No you don't really understand do you? The premise one needs is to agree with it is possible that God exists.
There is more to Truth than scientific truth. It is irrational to say that just because something can't be observed, then it definitely doesn't exist.
You are right in that one cannot prove the existence of a personal God, only God as the Ground of Being and Ultimate Principle. (Like the Confucian concept of Tian Li)
Of course its possible so is bugs bunny. You can't even prove there is an ultimate, I don't know where you even get that statement from, its unscientific.
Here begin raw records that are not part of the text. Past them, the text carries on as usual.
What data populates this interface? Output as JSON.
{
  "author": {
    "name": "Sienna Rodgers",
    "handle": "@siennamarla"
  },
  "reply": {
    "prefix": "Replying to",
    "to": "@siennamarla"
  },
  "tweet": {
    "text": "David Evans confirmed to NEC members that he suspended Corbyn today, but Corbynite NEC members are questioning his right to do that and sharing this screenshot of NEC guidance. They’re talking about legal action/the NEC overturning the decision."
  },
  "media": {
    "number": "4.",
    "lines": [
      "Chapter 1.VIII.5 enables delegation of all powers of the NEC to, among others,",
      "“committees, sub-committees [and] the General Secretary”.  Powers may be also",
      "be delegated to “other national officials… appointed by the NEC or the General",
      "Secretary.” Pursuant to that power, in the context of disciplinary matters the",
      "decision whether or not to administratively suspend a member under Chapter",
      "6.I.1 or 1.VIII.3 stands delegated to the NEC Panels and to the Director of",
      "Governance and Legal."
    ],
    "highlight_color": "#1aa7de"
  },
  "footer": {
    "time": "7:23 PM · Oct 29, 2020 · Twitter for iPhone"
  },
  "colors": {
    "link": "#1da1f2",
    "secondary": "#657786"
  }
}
No the idea of the Supreme Ultimate and Ultimate Reality is not just a "western" concept (and Hinduism is in no way "western"). Are you saying there is no concept of the "other shore" in Chinese culture?
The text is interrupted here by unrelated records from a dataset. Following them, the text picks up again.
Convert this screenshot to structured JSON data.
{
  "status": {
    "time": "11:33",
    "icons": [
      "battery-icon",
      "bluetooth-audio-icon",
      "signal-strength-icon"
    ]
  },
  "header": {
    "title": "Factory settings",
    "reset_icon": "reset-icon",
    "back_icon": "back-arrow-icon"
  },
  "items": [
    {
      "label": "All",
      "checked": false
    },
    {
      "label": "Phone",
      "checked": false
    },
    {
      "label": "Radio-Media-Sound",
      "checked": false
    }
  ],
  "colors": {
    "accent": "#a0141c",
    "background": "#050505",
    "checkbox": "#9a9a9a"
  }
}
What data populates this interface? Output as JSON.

Read my lips, thats not what I said at all, I said thats not what Dao means. And thats all historical sources points to that.
You're insistence otherwise only show your amateur level in Classical
Chinese.
So go on, prove it using logic. Go on.
I did, using the same prove you used with your God. excpet it isn't really logic at all. Which is my point if you have not understood. I can even use your logic to prove a bugs bunny.
Some religions have better evidence than others.
And unfortunately, Christianity isn't the one with the most evidence.
I am a traditionalist. Tradition matters
The Yi Guan Dao are modernists, and they don't give a dman what you are, so you can keep your criticisim to your self and respect their believe.
You are right, MengTzu. Don't listen to him. His understanding of Chinese culture has been distorted by western atheism.
Please, with your limited knowledge? My reading of classiclal sources is heaven next to your molehole.
This statement already shows your shallow knowledge in Chinese culture and confine it to confucianism.
Athiesm IS NOT A WESTERN INVENTION AT ALL. IT IS A PART OF CHINESE CULTURE IN THE VERY BEGGINING, it also exist in Inidia in the form of Lokayata and some Ajikivas.
It is a human trait, not a cultural element.
Have you read "Sheng Mie Lun" by Fang Zheng? Do you even know it exist? Obviously not, considering your above statement. It is a materialistic argument that there is no heaven that makes choice for people, everything is random just like "the leaves of a tree falling to different directions", there is no after life, the spirit to the body is just like "a flower to a bowl of dirt, when the dirt is gone the flower dies" You need to dig the multi aspect and variety of Chinese culture body, your one pointedness and selective reading is a joke.
The fact is athiesm is Chinese and nothing western about it, in fact China and India probably have these elements way before the west.
Especially before the later supersitious Middle Aged Europeans.
Warhead here is clearly adamant about seeing everything Chinese in the Eastern lens, so it's a bit odd to say that his view is distorted by Western atheism. However, there is some truth to the statement: that his adamantly Eastern view is actually a reaction to some Western views, such as his insistence that Eastern philosophy and religion are rational, and his understanding of rationalism is often, ironically, that of the West.
Rationalism is not a western development at all. In fact I've learned far more about rational thinking when reading the ZhuangZi, it has influenced me in not taking anytnhing for granted, even the most basic cultural influence.